While we have limited ability to influence these environmental factors, there are three key ways of organizing our innovation work that can support the entire process of generating, transforming, and implementing our ideas and products into the world.
Organizing Innovation

An innovation ecosystem is a recognition of the constellation of actors that influence innovation development, deployment, and support. Working within or establishing an innovation ecosystem involves aligning the right resources and connecting them together.
Easier said than done? Not if you approach innovation through three layers of thinking about the mindsets, skillsets, and toolsets required to innovation within your specific situation.
This tripartite approach to organizing innovation ensures that the right technical, managerial, and strategic resources are brought to bear on the work of bringing an idea into the world.

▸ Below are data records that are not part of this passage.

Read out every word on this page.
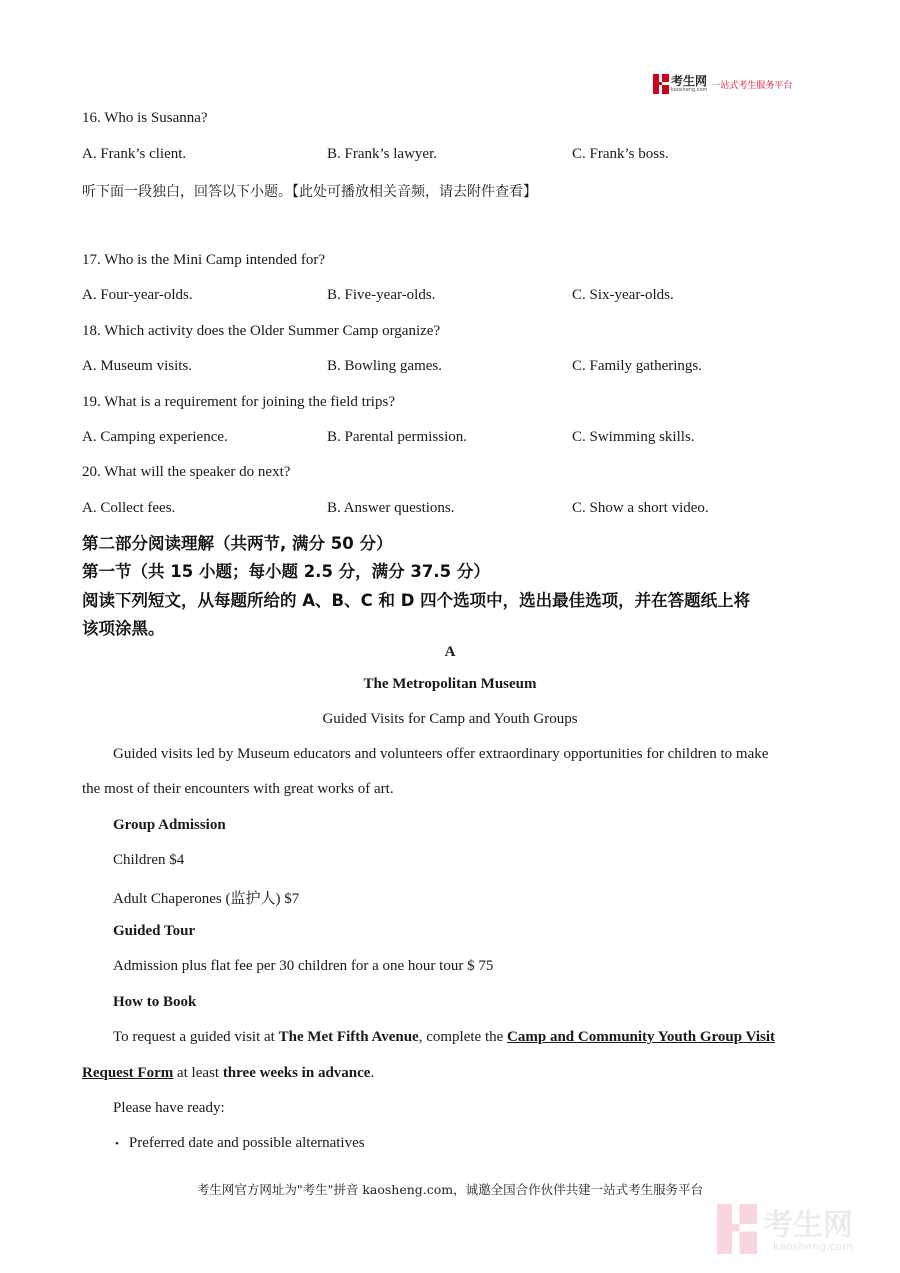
考生网
kaosheng.com 一站式考生服务平台
16. Who is Susanna?
A. Frank’s client.	B. Frank’s lawyer.	C. Frank’s boss.
听下面一段独白，回答以下小题。【此处可播放相关音频，请去附件查看】
17. Who is the Mini Camp intended for?
A. Four-year-olds.	B. Five-year-olds.	C. Six-year-olds.
18. Which activity does the Older Summer Camp organize?
A. Museum visits.	B. Bowling games.	C. Family gatherings.
19. What is a requirement for joining the field trips?
A. Camping experience.	B. Parental permission.	C. Swimming skills.
20. What will the speaker do next?
A. Collect fees.	B. Answer questions.	C. Show a short video.
第二部分阅读理解（共两节, 满分 50 分）
第一节（共 15 小题；每小题 2.5 分，满分 37.5 分）
阅读下列短文，从每题所给的 A、B、C 和 D 四个选项中，选出最佳选项，并在答题纸上将
该项涂黑。
A
The Metropolitan Museum
Guided Visits for Camp and Youth Groups
Guided visits led by Museum educators and volunteers offer extraordinary opportunities for children to make
the most of their encounters with great works of art.
Group Admission
Children $4
Adult Chaperones (监护人) $7
Guided Tour
Admission plus flat fee per 30 children for a one hour tour $ 75
How to Book
To request a guided visit at The Met Fifth Avenue, complete the Camp and Community Youth Group Visit
Request Form at least three weeks in advance.
Please have ready:
• Preferred date and possible alternatives
考生网官方网址为"考生"拼音 kaosheng.com，诚邀全国合作伙伴共建一站式考生服务平台
考生网
kaosheng.com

This approach focuses on three levels described below.
Micro: Technical
The first layer of organizing is what is most commonly thought of with innovation. It’s the bringing together of the right technical skills and focus to the parts of the product or service that touch your envisioned end-user. This is the part of the process that brings expertise to bear on the problem.

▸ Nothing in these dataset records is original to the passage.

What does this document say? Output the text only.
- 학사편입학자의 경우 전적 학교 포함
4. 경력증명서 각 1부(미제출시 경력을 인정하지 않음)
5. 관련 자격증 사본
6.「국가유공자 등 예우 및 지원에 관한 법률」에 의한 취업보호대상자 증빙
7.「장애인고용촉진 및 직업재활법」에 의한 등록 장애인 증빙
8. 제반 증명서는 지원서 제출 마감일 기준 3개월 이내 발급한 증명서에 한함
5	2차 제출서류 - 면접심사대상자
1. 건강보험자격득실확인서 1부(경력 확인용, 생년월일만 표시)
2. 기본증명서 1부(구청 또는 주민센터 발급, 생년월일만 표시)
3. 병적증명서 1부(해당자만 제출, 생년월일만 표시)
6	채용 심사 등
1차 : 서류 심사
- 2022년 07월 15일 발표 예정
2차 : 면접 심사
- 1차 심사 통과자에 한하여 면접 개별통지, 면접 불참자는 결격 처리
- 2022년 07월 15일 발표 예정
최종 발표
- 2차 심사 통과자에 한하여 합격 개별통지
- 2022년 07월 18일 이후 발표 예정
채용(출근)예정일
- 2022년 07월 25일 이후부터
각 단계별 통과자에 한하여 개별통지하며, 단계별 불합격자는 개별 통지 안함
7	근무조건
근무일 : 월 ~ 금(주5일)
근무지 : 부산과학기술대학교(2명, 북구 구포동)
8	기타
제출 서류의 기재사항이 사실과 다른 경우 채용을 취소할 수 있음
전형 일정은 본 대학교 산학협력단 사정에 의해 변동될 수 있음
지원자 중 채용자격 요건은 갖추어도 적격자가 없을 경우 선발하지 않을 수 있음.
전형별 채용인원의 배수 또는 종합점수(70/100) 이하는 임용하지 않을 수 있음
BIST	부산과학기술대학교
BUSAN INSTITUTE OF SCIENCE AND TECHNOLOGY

Even with complex problems, the need for expertise is evident at this stage. If you’re developing an app, you need digital experience designers and programmers. If you’re creating a new mental health response service, psychologists and social workers with the right expertise are key to have involved.
Technical expertise brings with it a focus on the small details. These aren’t insignificant, rather they are the little things that can make a big difference in the hands of a skilled practitioner. The activities at this level are best performed by those with the specific disciplinary focus and skills that are germane to the problem domain being addressed.

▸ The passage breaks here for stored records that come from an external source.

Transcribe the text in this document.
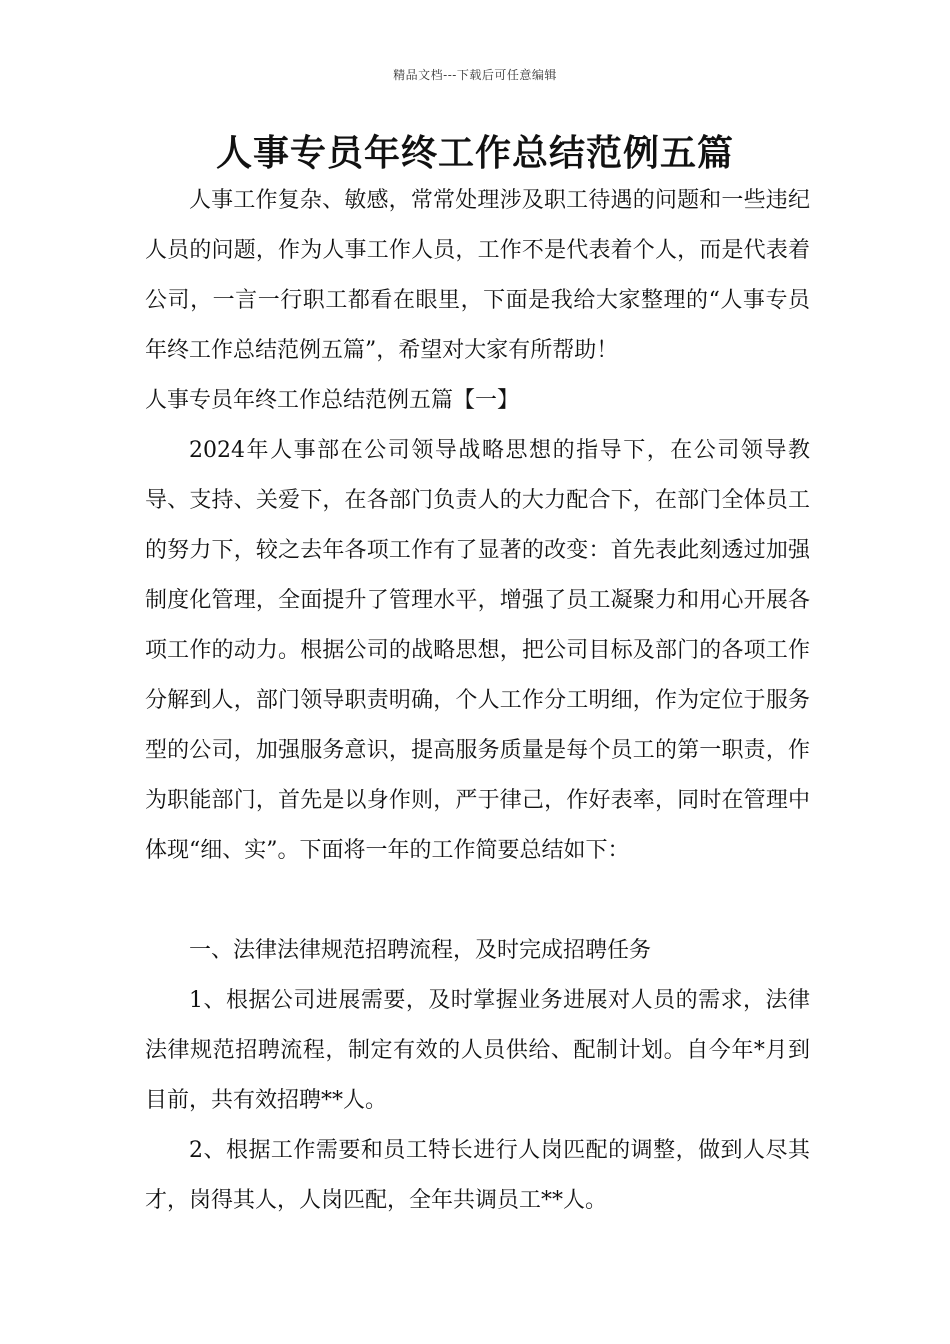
精品文档---下载后可任意编辑
人事专员年终工作总结范例五篇

人事工作复杂、敏感，常常处理涉及职工待遇的问题和一些违纪人员的问题，作为人事工作人员，工作不是代表着个人，而是代表着公司，一言一行职工都看在眼里，下面是我给大家整理的“人事专员年终工作总结范例五篇”，希望对大家有所帮助！

人事专员年终工作总结范例五篇【一】

2024年人事部在公司领导战略思想的指导下，在公司领导教导、支持、关爱下，在各部门负责人的大力配合下，在部门全体员工的努力下，较之去年各项工作有了显著的改变：首先表此刻透过加强制度化管理，全面提升了管理水平，增强了员工凝聚力和用心开展各项工作的动力。根据公司的战略思想，把公司目标及部门的各项工作分解到人，部门领导职责明确，个人工作分工明细，作为定位于服务型的公司，加强服务意识，提高服务质量是每个员工的第一职责，作为职能部门，首先是以身作则，严于律己，作好表率，同时在管理中体现“细、实”。下面将一年的工作简要总结如下：

一、法律法律规范招聘流程，及时完成招聘任务

1、根据公司进展需要，及时掌握业务进展对人员的需求，法律法律规范招聘流程，制定有效的人员供给、配制计划。自今年*月到目前，共有效招聘**人。

2、根据工作需要和员工特长进行人岗匹配的调整，做到人尽其才，岗得其人，人岗匹配，全年共调员工**人。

Design thinking serves to mobilize this domain by connecting the technical expertise of the group with creative problem framing and solving.
Meso: Managerial
This middle layer is easily dismissed by innovators, yet it is what brings together the strategic vision (the macro layer) with the micro (technical) layer of innovation. Design management focuses on this aspect. It’s in the meso domain of innovation that much of the decision-making and sensemaking takes place by connecting the work at the front-line with the overall strategic vision of the innovation and fit within the ecosystem.
This is where developmental evaluation and design play the most significant role. It’s at this management and operational level where the interface between the resources, vision, goals, and activities are connected.
This level requires some understanding of the technical aspects of the work, but can be performed by those who have management skills, can organize projects, and be flexible in the way they approach the work. This is the layer where an innovator’s mindset (the flexible, adaptive, developmental) approach to the work is critical.
Macro: Strategy & Systems Thinking
The third domain of innovation organizing is the one that might be the most commonly associated with innovators — the big thinkers, the visionaries, the bold leaders. In truth, while these qualities are helpful, they don’t guarantee success. As examples like the ‘discovery’ of penicillin and how it took others to see the potential to make it work for the public’s health show, innovation requires those who can see what’s possible and execute.
Strategy is about connecting resources to a mission and has many myths associated with it. What organizing looks like in the macro domain is aligning the longer-term vision for what the innovation is intended to do (even if that changes over time) with the manner of running the organization. This is about seeing the systems part of the ecosystem, the relationships between internal resources, external networks, and the social, political, technological, economic, and environmental landscape.
It’s also about understanding what kind of changes in the environment are likely to inhibit and facilitate the implementation and impact of the innovation once it is developed and deployed.
This domain is where systems thinking meets strategic foresight.
Bringing it together

Successful innovation is about working within an ecosystem and requires the kind of thinking that supports the work in that system.
Without technical expertise, the innovation is unlikely to have the product or service quality — the details — that make it attractive to a new audience enough to breakthrough and overturn the status quo.
Without a vision and strategic sense of where the innovation fits and how it will address not only present or future needs, it’s unlikely to attract the right attention or offer an alternative that has some sustainability.
And without a management approach that connects things together, the complications at either level are likely to sink the innovation before it launches. How often have we seen great ideas bubble up from the front line staff to meet a compelling vision from senior leadership only to go nowhere because there wasn’t the management structure to make it happen.